Some of you may hear this and think “I WISH my day was that tame!”  We are in a fast food – fast paced – fast track – go go go – apply for this – achieve in that – accelerate your learning – kind of world.  But don’t you want to know if the Bible has anything to say about being tired?

Matthew 11.28-30

28 Then Jesus said, “Come to me, all of you who are weary and carry heavy burdens, and I will give you rest. 29 Take my yoke upon you. Let me teach you, because I am humble and gentle at heart, and you will find rest for your souls. 30 For my yoke is easy to bear, and the burden I give you is light.” (NLT)

The Message says it this way:
“Are you tired? Worn out? Burned out on religion? Come to me. Get away with me and you’ll recover your life. I’ll show you how to take a real rest. Walk with me and work with me—watch how I do it. Learn the unforced rhythms of grace. I won’t lay anything heavy or ill-fitting on you. Keep company with me and you’ll learn to live freely and lightly.”

Illustration:  There are two ways we can think about this message from Jesus:

We have freedom in life & we have freedom in Law

  • In Life we are promised rest.  This is NOT a promise of the end of all labor.  Jesus isn’t a big fan of laziness.  What this is saying is that a relationship with God will change the meaningless – the mundane – the wearisome toil into something meaningful.  As complicated as life may become, discipleship at its heart is simply walking with Jesus in the real world and having Him teach us moment by moment how to live life His way

Application: Jesus says “come to me and I will give you rest.”  And later “my yoke is easy and my burden is light.” Doug Webster says it this way: “His easy yoke is neither cheap nor convenient.  The surprising promise of the easy yoke was meant to free us from self-serving, meritorious, performance-based religion.  It is easy in that it frees us from the burden of self-centeredness; liberates us from the load of self-righteousness; and frees us to live in the way that God intended us to live…The easy yoke sounds like an oxymoron.  Plowing a field or pulling a load is hard work!  And nowhere does Jesus promise soft ground for tilling or level paths for bearing the load.  What he does promise is a relationship with Himself.  The demands are great but the relationship with Jesus makes the burden light.”

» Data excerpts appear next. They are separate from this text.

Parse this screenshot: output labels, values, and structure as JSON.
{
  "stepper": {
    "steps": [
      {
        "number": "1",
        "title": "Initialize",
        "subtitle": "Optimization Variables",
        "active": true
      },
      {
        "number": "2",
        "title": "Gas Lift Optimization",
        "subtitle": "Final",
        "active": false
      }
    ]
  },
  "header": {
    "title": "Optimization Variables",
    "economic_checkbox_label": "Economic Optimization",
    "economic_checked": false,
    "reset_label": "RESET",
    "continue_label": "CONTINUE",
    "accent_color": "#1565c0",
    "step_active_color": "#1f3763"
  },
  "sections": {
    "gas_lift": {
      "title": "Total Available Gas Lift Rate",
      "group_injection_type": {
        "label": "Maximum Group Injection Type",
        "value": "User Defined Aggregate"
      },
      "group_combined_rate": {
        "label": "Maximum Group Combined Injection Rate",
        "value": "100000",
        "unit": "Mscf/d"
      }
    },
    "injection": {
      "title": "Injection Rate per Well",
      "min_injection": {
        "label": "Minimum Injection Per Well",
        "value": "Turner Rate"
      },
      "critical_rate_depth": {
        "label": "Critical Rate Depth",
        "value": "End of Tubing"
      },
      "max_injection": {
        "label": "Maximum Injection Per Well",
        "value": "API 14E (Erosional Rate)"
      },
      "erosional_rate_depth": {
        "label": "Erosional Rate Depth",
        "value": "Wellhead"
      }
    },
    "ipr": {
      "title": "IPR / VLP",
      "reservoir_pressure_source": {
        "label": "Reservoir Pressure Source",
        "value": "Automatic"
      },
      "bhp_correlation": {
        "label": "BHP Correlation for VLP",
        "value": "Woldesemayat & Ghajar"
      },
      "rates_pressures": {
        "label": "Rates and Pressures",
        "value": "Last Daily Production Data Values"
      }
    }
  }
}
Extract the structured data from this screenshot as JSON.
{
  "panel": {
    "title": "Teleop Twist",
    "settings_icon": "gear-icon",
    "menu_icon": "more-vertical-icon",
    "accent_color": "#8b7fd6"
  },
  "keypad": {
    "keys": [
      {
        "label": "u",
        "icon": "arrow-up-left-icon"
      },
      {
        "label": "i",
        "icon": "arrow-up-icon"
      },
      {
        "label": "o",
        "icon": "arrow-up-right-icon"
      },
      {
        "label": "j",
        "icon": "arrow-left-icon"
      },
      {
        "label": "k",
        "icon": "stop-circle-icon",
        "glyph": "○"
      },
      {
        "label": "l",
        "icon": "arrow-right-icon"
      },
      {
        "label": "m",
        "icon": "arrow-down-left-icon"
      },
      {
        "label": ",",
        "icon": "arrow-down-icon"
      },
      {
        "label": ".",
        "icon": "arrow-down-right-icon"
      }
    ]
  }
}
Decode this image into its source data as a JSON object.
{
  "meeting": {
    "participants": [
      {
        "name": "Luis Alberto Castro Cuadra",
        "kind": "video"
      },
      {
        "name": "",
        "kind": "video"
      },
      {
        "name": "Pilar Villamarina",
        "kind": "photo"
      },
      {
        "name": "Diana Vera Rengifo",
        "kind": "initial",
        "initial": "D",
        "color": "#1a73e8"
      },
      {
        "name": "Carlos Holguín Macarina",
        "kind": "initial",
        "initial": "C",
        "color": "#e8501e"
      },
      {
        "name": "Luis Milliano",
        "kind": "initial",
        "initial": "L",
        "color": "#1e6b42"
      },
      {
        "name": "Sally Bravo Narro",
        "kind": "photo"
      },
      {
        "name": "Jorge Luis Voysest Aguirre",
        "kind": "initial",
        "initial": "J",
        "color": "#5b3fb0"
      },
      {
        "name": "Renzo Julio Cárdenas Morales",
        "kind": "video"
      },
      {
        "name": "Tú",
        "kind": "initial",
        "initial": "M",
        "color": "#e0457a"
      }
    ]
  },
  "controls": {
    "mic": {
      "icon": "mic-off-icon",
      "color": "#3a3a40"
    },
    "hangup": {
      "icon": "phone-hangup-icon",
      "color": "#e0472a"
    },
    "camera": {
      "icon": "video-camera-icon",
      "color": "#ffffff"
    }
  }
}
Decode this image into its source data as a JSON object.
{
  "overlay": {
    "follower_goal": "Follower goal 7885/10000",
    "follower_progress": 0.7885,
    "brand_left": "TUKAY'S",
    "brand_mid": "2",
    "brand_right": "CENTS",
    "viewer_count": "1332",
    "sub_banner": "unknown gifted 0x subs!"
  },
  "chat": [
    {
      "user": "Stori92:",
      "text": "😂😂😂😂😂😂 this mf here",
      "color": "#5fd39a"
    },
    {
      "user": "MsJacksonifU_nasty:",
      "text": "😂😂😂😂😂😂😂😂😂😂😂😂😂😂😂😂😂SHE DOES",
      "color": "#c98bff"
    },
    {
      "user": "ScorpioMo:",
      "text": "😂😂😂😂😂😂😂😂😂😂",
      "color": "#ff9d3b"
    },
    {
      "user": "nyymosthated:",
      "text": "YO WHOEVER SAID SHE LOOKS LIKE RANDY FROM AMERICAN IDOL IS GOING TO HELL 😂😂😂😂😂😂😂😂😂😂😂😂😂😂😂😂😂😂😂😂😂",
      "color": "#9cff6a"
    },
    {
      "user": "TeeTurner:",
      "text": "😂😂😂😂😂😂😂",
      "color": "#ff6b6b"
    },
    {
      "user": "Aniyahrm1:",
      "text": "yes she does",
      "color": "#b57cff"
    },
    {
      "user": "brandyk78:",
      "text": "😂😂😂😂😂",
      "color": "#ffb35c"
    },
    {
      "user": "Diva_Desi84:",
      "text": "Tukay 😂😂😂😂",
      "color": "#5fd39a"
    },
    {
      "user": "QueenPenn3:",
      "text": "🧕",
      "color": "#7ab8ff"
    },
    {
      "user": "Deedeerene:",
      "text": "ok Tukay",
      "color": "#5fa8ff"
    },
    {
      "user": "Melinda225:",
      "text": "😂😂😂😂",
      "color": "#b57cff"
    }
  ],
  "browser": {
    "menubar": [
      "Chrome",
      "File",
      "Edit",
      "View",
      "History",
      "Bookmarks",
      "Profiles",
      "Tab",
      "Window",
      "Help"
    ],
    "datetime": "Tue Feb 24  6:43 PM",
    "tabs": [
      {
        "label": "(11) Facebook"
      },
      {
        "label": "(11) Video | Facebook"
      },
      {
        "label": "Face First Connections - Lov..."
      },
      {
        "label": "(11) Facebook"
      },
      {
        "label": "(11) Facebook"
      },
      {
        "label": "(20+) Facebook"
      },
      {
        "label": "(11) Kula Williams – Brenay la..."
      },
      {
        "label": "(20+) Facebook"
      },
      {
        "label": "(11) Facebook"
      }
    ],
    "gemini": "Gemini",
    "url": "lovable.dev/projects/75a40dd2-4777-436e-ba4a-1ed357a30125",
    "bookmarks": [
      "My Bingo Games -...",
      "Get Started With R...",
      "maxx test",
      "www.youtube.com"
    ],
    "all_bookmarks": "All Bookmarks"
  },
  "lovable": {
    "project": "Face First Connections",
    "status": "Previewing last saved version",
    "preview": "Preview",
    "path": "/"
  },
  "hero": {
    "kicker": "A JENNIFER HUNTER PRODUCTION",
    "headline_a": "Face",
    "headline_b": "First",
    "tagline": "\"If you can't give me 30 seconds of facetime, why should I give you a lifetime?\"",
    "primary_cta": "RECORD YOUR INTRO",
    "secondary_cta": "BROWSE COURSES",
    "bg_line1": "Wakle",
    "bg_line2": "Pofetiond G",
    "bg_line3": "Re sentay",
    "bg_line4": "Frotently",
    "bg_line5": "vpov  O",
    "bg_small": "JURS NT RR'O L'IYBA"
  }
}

Doug Webster, The Easy Yoke (Colorado Springs: NavPress, 1995), 8, 14.

When Jesus called his disciples he said “come AFTER me.”  When Jesus preached about rest, he said “come TO me.”  And what’s more, He said it in a way that means “come NOW!”

Don’t come when you are tired –

don’t come after you’ve worn yourself out –

don’t come when you have nothing else to do –

don’t come after the game –

after the concert –

after the vacation –

after state testing is over –

after you start thinking about college –

after you break up –

after the party –

after you cut yourself –

after your Dad leaves your family –


So I invite you to do nothing.

Because when you don’t have to respond to text messages, or emails, or phone calls, or microwaves, or second hands, or invites, or doorbells, or task lists you can be saturated in the unforced rhythms of grace.